Beschäftigung, Soziales und Integration

Rechtsprechung - Türkische Arbeitnehmer

Im vorliegenden Fall hat der Gerichtshof seine Befugnis bestätigt, Entscheidungen zu treffen und die Auslegung des Beschlusses Nr. 1/80 des Assoziationsrates EWG-Türkei zu bestimmen. Artikel 6 Absatz 1 und Artikel 13 dieses Beschlusses haben in den Mitgliedstaaten unmittelbare Wirkung. Nach einem bestimmten Zeitraum ordnungsgemäßer Beschäftigung in einem Mitgliedstaat erhält ein Arbeitnehmer Zugang zu jeder von ihm gewählten Beschäftigung im Lohn- oder Gehaltsverhältnis. Dies impliziert zwangsläufig, dass der betreffenden Person zumindest zu diesem Zeitpunkt ein Aufenthaltsrecht zusteht.

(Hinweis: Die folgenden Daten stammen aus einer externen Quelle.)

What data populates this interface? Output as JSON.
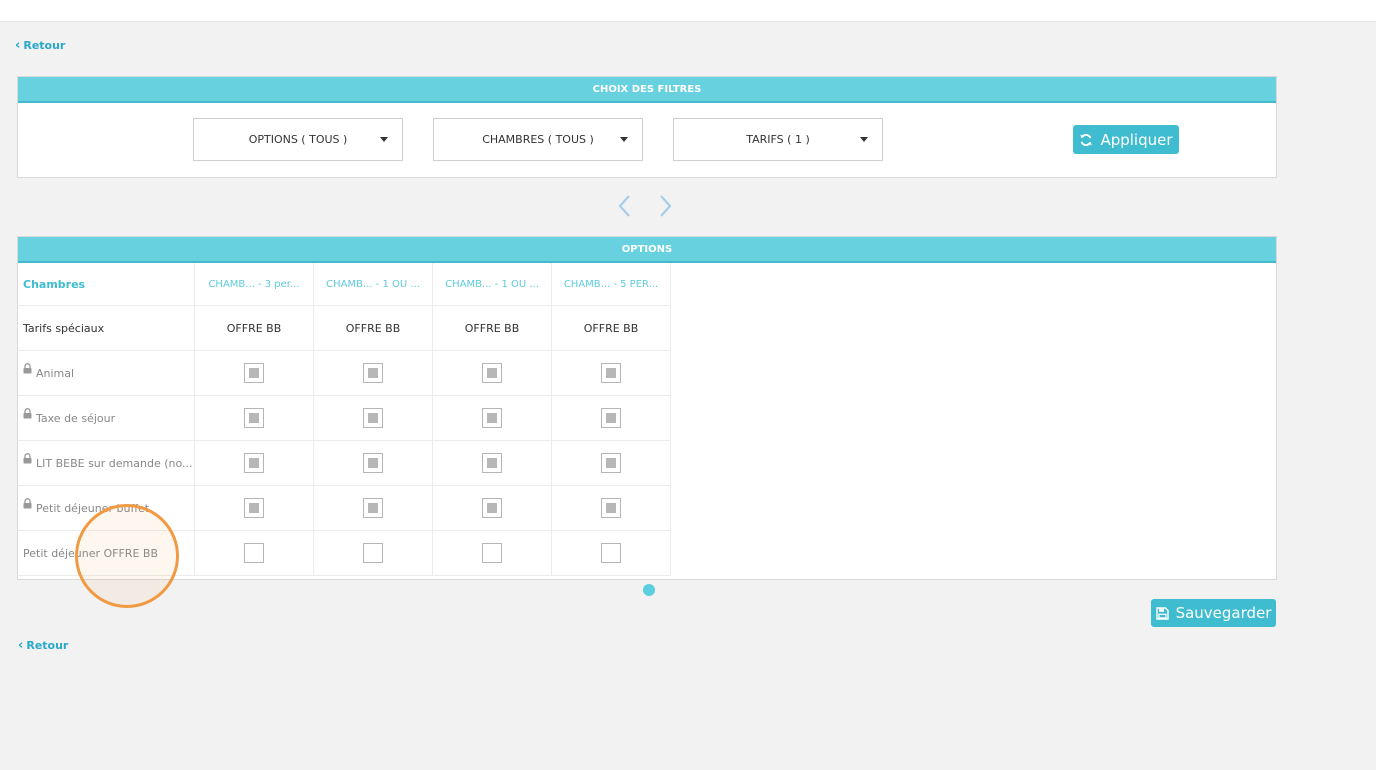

Die Ordnungsmäßigkeit der Beschäftigung setzt eine gesicherte und nicht nur vorläufige Position auf dem Arbeitsmarkt voraus. Der Begriff der ordnungsgemäßen Beschäftigung in Artikel 6 Absatz 1 des Beschlusses Nr. 1/80 kann daher nicht den Fall erfassen, dass ein türkischer Arbeitnehmer die Ausübung einer Beschäftigung nur wegen der aufschiebenden Wirkung seiner Klage bis zur rechtskräftigen Entscheidung des nationalen Gerichts über diese Klage rechtmäßigerweise fortsetzen konnte, vorausgesetzt allerdings, dass dieses Gericht seine Klage abweist. (Vollständiger Text)

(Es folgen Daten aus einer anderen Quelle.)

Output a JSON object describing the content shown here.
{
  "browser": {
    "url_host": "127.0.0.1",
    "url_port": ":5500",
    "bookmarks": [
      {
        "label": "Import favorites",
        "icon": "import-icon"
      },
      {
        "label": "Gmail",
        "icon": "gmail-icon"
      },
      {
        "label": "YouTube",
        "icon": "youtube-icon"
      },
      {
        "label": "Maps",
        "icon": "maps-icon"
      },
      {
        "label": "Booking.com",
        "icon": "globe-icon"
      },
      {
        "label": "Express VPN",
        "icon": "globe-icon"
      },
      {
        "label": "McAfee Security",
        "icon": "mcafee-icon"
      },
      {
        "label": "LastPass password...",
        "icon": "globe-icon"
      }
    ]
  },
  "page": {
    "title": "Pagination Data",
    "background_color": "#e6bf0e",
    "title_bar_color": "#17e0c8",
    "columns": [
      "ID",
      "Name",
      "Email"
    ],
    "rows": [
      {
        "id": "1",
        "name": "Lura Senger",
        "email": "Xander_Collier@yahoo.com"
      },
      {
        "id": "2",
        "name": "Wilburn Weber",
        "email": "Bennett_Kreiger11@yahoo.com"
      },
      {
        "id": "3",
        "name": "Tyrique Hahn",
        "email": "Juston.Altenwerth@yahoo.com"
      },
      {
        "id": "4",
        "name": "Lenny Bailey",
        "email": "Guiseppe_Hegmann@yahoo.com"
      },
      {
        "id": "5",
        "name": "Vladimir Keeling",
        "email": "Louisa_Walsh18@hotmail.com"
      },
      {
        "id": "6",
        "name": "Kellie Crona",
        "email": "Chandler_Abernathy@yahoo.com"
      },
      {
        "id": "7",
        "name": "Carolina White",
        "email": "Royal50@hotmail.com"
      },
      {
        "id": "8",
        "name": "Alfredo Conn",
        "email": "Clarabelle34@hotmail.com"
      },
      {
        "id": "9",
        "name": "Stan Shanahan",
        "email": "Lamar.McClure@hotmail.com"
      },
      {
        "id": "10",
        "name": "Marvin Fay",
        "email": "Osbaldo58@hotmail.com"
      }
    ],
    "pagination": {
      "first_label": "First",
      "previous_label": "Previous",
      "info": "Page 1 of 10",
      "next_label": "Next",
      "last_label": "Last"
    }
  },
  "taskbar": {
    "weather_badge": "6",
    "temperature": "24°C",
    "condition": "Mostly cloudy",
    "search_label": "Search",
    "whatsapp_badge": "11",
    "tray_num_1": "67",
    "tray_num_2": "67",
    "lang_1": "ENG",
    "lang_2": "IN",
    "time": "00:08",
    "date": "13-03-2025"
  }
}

Nach einem Jahr ordnungsgemäßer Beschäftigung hat ein türkischer Arbeitnehmer Anspruch auf Erneuerung seiner Arbeitserlaubnis bei dem gleichen Arbeitgeber. Damit ist die Fortsetzung einer Beschäftigung bei demselben Arbeitgeber gewährleistet. Nach drei Jahren ordnungsgemäßer Beschäftigung kann er sich vorbehaltlich des Vorrangs der Arbeitnehmer aus den Mitgliedstaaten für den gleichen Beruf auf ein anderes Stellenangebot eines Arbeitgebers seiner Wahl bewerben. Nach vier Jahren ordnungsgemäßer Beschäftigung hat er Anspruch auf freien Zugang zu jeder von ihm gewählten Beschäftigung im Lohn- oder Gehaltsverhältnis. Dies ergibt sich aus Artikel 6 des Beschlusses Nr. 1/80.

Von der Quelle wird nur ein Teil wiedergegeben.